University of Wollongong students are struggling financially as the cost-of-living skyrockets, making it hard for those already on tight budgets to pay the bills and buy groceries.

UOW student Cunial Burns said that young people have been experiencing financial struggles for two years.

“I have noticed a gradual increase over the last couple of years,” Ms Burns said.

“It is becoming noticeable and harder to live with as it is now affecting my daily life.”

On April 26, the Reserve Bank of Australia (RBA) published a report examining major price rises including medical and hospital services, education, gas and other household costs and accommodation.

“I find that when you are studying full time you cannot make money to be able to live more comfortably than you would if you did work full time and you have a sustainable income,” Ms Burns said.

“I am currently paying my car on a loan, and I notice that the payments have risent.

Ms Burns suggested that more aid, that was accessible to everyone, would be a way to tackle the increase in living expenses.

“I think a good strategy would be to provide benefits such as rental assistance,” she added.

The University of Wollongong has held numerous voluntary activities that support students with financial difficulties, one of them is the UOW PULSE pantry program.

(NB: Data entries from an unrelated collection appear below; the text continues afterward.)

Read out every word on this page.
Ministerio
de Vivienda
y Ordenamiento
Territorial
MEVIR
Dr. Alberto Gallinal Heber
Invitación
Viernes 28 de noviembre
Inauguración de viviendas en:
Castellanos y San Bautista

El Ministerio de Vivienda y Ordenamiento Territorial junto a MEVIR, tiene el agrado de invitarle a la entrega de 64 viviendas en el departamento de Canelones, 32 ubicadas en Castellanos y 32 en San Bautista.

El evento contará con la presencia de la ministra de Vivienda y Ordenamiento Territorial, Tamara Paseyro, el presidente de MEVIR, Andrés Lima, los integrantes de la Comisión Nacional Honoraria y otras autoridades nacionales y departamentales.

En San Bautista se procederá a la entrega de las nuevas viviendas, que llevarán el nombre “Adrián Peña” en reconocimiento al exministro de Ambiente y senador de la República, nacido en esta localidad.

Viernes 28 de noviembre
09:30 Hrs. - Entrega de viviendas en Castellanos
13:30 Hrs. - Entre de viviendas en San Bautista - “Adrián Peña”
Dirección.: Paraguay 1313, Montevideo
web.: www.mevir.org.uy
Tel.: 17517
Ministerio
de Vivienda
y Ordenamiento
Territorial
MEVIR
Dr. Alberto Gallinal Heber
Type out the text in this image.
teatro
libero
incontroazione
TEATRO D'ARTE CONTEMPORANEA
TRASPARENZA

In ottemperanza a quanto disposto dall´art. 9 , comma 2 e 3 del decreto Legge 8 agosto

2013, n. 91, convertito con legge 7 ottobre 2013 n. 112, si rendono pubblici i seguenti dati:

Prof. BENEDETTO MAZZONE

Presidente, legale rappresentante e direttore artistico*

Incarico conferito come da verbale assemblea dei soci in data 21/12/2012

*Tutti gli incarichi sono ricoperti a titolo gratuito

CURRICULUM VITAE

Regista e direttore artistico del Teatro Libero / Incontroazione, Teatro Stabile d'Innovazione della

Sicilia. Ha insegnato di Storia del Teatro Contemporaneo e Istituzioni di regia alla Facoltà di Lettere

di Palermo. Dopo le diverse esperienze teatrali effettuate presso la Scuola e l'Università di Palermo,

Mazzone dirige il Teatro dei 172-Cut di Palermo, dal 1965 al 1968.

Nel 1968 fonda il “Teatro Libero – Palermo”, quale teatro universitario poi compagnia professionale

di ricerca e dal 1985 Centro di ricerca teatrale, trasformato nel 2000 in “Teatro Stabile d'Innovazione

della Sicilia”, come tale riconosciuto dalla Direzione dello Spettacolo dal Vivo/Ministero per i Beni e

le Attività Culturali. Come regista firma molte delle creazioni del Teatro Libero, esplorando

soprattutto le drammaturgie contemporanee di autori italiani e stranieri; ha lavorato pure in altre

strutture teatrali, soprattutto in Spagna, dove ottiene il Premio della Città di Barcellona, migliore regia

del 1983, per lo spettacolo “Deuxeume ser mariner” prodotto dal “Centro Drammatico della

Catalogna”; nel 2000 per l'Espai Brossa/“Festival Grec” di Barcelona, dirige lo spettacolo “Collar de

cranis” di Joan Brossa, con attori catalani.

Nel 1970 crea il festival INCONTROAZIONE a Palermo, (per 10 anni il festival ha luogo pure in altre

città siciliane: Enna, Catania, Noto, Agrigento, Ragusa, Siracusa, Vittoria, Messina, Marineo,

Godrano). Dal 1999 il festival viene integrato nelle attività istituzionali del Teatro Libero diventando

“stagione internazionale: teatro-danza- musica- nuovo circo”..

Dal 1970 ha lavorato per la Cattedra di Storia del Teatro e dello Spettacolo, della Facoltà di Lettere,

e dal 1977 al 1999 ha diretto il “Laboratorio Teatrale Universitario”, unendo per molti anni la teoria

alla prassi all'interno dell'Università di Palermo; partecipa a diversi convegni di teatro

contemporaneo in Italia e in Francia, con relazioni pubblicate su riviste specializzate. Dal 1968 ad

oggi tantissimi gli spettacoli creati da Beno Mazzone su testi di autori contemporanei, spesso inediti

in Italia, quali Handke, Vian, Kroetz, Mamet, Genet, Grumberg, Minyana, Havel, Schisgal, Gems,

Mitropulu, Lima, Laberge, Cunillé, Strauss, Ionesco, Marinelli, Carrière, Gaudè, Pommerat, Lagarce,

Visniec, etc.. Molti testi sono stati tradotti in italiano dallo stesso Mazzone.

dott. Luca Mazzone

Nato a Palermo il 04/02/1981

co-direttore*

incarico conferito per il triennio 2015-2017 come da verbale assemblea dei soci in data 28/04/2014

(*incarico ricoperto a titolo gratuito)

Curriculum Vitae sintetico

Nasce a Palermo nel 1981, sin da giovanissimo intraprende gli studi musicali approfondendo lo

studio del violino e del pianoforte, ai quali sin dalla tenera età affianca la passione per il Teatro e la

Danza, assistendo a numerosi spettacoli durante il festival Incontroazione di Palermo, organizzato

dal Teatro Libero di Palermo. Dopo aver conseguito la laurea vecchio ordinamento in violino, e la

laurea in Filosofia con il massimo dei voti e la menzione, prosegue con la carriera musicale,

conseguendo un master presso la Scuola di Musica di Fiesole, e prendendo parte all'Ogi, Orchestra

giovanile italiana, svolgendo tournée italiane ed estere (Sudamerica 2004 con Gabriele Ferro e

UOW PULSE pantry volunteer lead, Aayushi Kumar said that the ultimate purpose for this program is to support all students who are financially struggling.

“The highest we got is like 300 students in one day during Covid. Now we have around 100 to 150 students a day,” Ms Kumar said.

“I feel like these opportunities and these activities actually help students with their daily lives as well as communication skills.”

Pulsie Pantry gives free groceries for students in need every Wednesday and Thursday.

This provides constant support for university students during the highest peak of inflation.